Initially, humans solved this manually. Our team used to have “AI slop cleanup” on Fridays (20% of the week). Unsurprisingly, this didn’t scale.

Instead, we started to encode what we called “golden rules” directly into the repo and established a regular cleanup process. These rules are opinionated mechanical rules designed to keep the codebase readable and consistent for future agent runs.

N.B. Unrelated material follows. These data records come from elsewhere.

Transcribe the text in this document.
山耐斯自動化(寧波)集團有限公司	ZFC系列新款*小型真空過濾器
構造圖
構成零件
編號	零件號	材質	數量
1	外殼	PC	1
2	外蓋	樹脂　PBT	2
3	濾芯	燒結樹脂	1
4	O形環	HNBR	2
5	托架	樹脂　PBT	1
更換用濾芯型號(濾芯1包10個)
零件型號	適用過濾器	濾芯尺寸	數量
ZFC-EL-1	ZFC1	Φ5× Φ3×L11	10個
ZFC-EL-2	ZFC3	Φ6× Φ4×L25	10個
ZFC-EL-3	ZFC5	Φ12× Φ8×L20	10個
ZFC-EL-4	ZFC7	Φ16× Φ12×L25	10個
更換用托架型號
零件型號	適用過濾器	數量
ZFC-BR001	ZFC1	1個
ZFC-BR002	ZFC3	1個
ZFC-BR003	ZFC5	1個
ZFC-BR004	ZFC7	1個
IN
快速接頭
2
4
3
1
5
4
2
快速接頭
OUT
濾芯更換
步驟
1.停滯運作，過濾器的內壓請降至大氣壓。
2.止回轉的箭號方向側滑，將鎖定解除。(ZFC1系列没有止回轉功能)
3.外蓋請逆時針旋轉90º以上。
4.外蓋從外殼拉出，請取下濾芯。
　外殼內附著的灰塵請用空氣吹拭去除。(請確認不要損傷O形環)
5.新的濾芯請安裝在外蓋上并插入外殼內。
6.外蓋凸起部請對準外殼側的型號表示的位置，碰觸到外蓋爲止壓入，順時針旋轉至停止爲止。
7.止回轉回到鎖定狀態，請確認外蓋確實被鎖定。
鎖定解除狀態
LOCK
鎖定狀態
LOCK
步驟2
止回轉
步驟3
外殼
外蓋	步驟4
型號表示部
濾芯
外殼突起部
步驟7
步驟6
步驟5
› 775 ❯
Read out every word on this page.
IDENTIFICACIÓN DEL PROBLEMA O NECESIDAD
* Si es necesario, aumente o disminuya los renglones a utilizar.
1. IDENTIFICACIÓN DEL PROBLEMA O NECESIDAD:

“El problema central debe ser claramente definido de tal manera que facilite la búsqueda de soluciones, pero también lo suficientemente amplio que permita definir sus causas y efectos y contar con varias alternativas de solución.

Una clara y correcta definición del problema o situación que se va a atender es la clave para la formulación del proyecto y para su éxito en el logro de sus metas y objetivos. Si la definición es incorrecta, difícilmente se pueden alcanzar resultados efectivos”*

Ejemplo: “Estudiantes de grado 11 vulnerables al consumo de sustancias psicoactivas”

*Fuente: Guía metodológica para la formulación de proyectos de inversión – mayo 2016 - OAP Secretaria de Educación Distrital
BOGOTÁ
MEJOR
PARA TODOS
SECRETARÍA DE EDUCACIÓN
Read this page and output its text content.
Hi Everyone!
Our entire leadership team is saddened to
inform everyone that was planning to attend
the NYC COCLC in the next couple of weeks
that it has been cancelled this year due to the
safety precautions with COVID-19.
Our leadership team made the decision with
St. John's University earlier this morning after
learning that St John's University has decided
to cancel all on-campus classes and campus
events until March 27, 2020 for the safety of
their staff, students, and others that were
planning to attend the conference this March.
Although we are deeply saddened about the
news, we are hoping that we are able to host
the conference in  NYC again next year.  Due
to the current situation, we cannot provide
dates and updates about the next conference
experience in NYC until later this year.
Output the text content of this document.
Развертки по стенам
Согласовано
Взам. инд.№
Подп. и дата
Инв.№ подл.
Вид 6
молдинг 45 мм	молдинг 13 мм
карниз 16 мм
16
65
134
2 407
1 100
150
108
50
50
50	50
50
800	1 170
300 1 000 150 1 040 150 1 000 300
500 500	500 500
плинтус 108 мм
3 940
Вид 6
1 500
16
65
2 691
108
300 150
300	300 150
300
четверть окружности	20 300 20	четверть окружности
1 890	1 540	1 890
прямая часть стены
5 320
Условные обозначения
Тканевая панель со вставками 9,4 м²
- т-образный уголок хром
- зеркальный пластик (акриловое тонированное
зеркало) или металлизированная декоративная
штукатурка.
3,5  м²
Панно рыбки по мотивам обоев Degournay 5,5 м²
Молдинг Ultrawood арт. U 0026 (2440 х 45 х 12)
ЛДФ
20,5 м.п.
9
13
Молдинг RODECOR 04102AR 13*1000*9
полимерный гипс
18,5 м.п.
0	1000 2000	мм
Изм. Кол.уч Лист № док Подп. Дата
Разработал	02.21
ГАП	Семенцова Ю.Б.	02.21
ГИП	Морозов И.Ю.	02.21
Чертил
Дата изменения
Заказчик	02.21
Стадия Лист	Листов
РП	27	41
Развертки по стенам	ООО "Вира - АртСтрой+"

For example:

(1) We prefer shared utility packages over ad-hoc helper functions to keep invariants centralized;

(2) We don’t do “YOLO-style” data probing; we validate boundaries or rely on typed SDKs, lest agents accidentally build on guessed data shapes. On a fixed cadence, we have a set of background Codex tasks that scan for deviations, update quality scores, and open targeted refactoring PRs. Most of these can be reviewed and auto-merged in under a minute.

This acts like garbage collection. Tech debt is like a high-interest loan: continuously paying it off in small increments is almost always better than letting it compound and resolving it in painful bursts. Human taste is captured once and then enforced on every line of code, continuously. It also lets us catch and fix bad patterns daily, preventing them from spreading across the codebase for days or weeks.

What We Still Need to Learn

So far, this approach has worked well for internal releases and adoption at OpenAI. Building real products for real users helped anchor our investment in reality and guide us toward long-term maintainability.

What we don’t yet know is how architectural consistency evolves over years in a fully agent-generated system. We are still learning where human judgment adds the most leverage, and how to encode that judgment so it compounds. We also don’t know how this system will evolve as models become more capable over time.

What is clear: building software still requires discipline, but that discipline now lives more in scaffolding, outside the code. The tools, abstractions, and feedback loops that keep a codebase coherent are increasingly important.

Our hardest challenges now center on designing environments, feedback loops, and control systems to help agents achieve our goals: building and maintaining complex, reliable software at scale.

As agents like Codex take on a larger share of the software lifecycle, these questions will only become more important. We hope sharing some early lessons helps you think about where to invest your attention so you can focus on building things.